Diversification rates, clade ages, and macroevolutionary methods

John J Wiens a,1, Joshua P Scholl a
PMCID: PMC6900499  PMID: 31719201

Henao Diaz et al. (1), hereafter HDEA, claim to find a “hidden generality” about macroevolutionary rates, specifically, that diversification rates are faster in younger clades. However, this pattern was far from hidden. It was previously shown across the tree of life in a paper (2) cited by HDEA, but with no mention of the extensive overlap in their findings. For example, we (2) showed that “Diversification rates were negatively related to clade ages across the tree (kingdom: r2 = 0.90; phylum: r2 = 0.19; class: r2 = 0.33; order: r2 = 0.07; family: r2 = 0.15; p<0.01 in all cases).” This negative relationship was also found (at one or more taxonomic levels) within bacteria, protists, fungi, plants, and animals (2). Furthermore, HDEA do not study the “tree of life” as claimed. They include only plants and animals. In contrast, we included all major groups, including those they ignore (i.e., fungi, protists, bacteria, archaeans). Their study (1) includes 104 clades. Ours included >2,500 nonoverlapping clades. No extant clades in their study are >350 million years old or include >4,200 species. Ours included a clade >4 billion years old and another with >1.5 million species.

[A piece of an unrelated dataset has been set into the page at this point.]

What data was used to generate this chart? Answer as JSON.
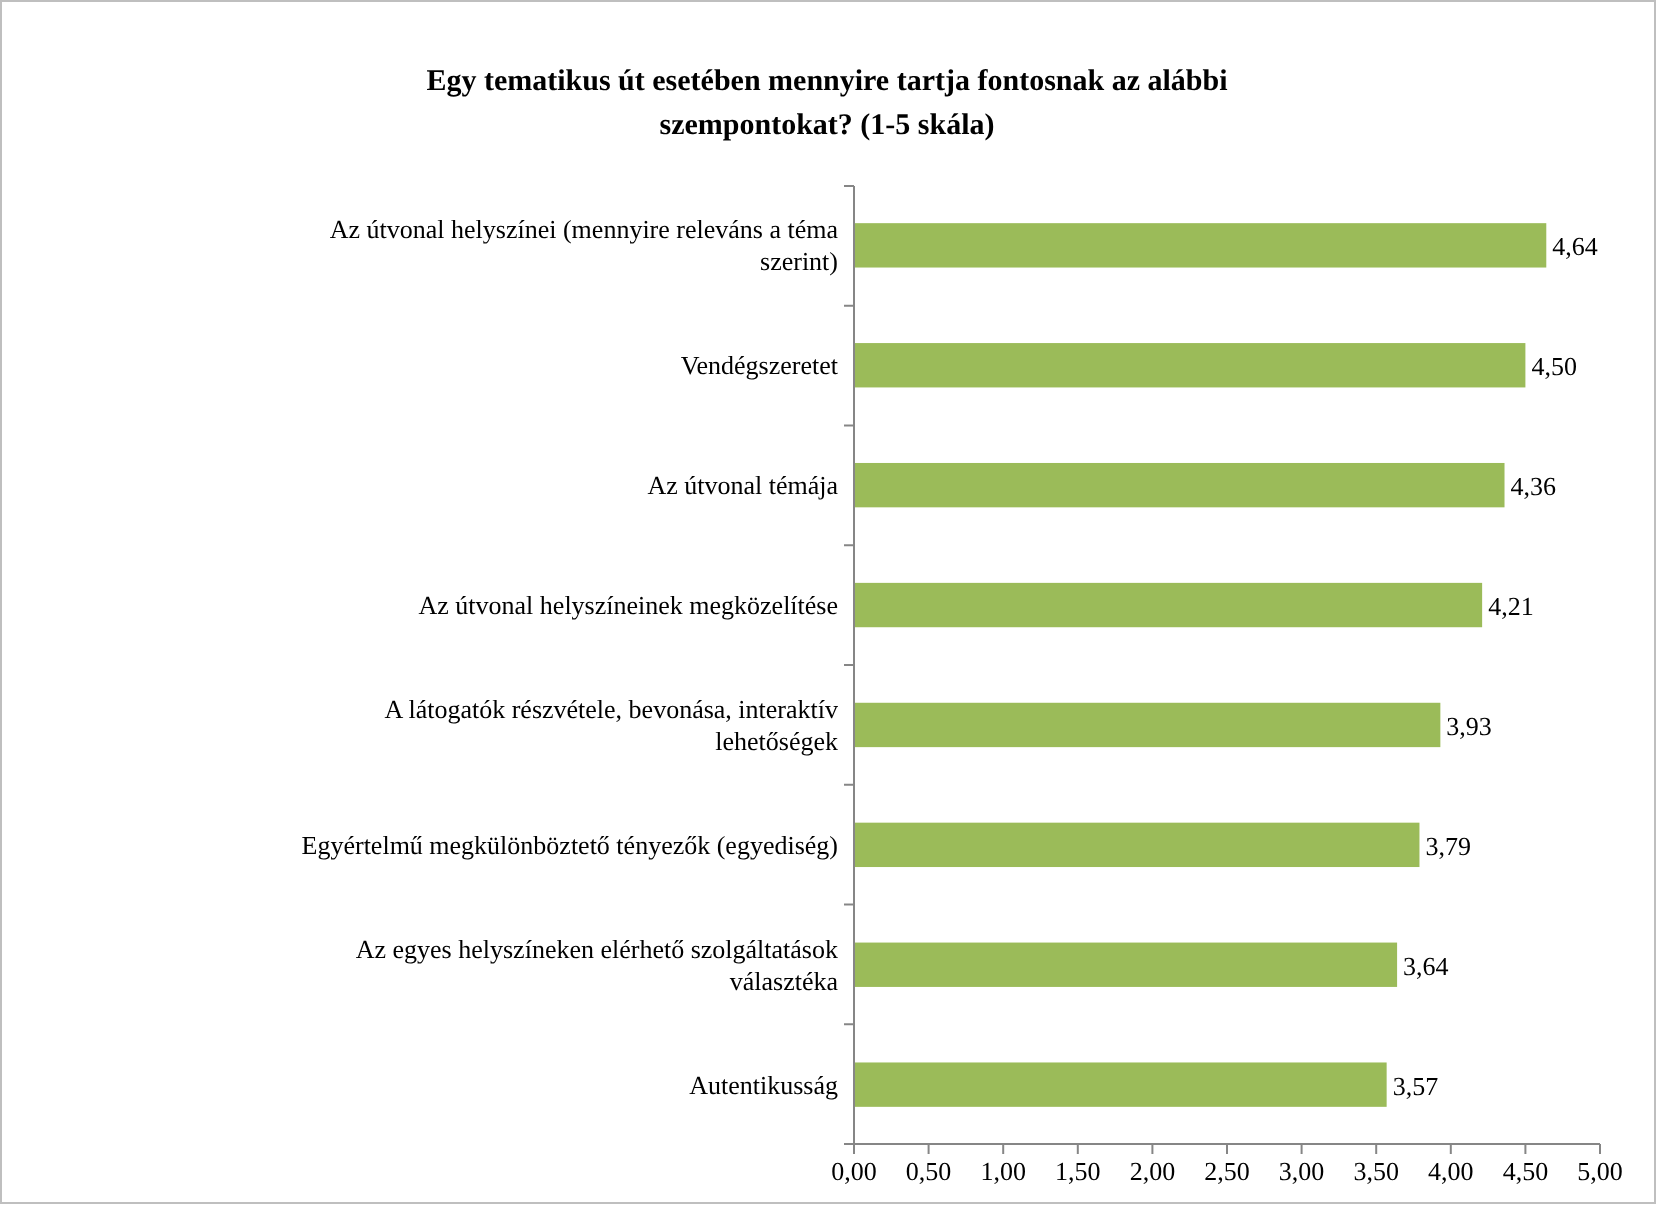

Although we agree with HDEA (1) that diversification rates are often faster in younger clades, we disagree with their primary conclusion from this pattern. They state, “First, this implies that it is not informative to use constant-rate estimators to compare diversification rates of clades of different ages” and that “our results provide a particularly clear demonstration that the constant-rate approach is inherently problematic.” They refer specifically to our (2) use of the method-of-moments estimator (3). Strangely, they provide no evidence that this method gives problematic estimates when rates are faster in younger clades. However, that possibility was specifically addressed with simulations (4), which showed that strongly negative age−rate relationships did not significantly impact the accuracy of this estimator. That study (4) also showed that the “hidden” pattern “discovered” by HDEA was present across animal phyla and insect orders (i.e., most described species on Earth). Moreover, contrary to the unsupported claims made by HDEA, additional simulations (5, 6) showed that this estimator (3) can be accurate when rates vary dramatically over time within clades and when rates differ strongly among a clade’s subclades. None of these simulation studies are cited by HDEA. Overall, we think that the accuracy of macroevolutionary methods should be evaluated with rigorous simulations, not unsupported aspersions. The idea that the method-of-moments estimator (3) will necessarily give inaccurate results when rates vary within or between clades was already disproven before HDEA was published. Despite their conclusion, their study does not actually address this method’s accuracy, nor did the papers they cited as support.

Ironically, simulations show that the method (7) used by HDEA (1) performs increasingly poorly with increasing rate heterogeneity (6, 7). Furthermore, it can fail to estimate changing extinction rates within clades over time, instead assuming that changes in diversification rates over time within clades are caused only by changing speciation rates (8). These problems are not mentioned by HDEA, despite their obvious relevance.

Footnotes

The authors declare no competing interest.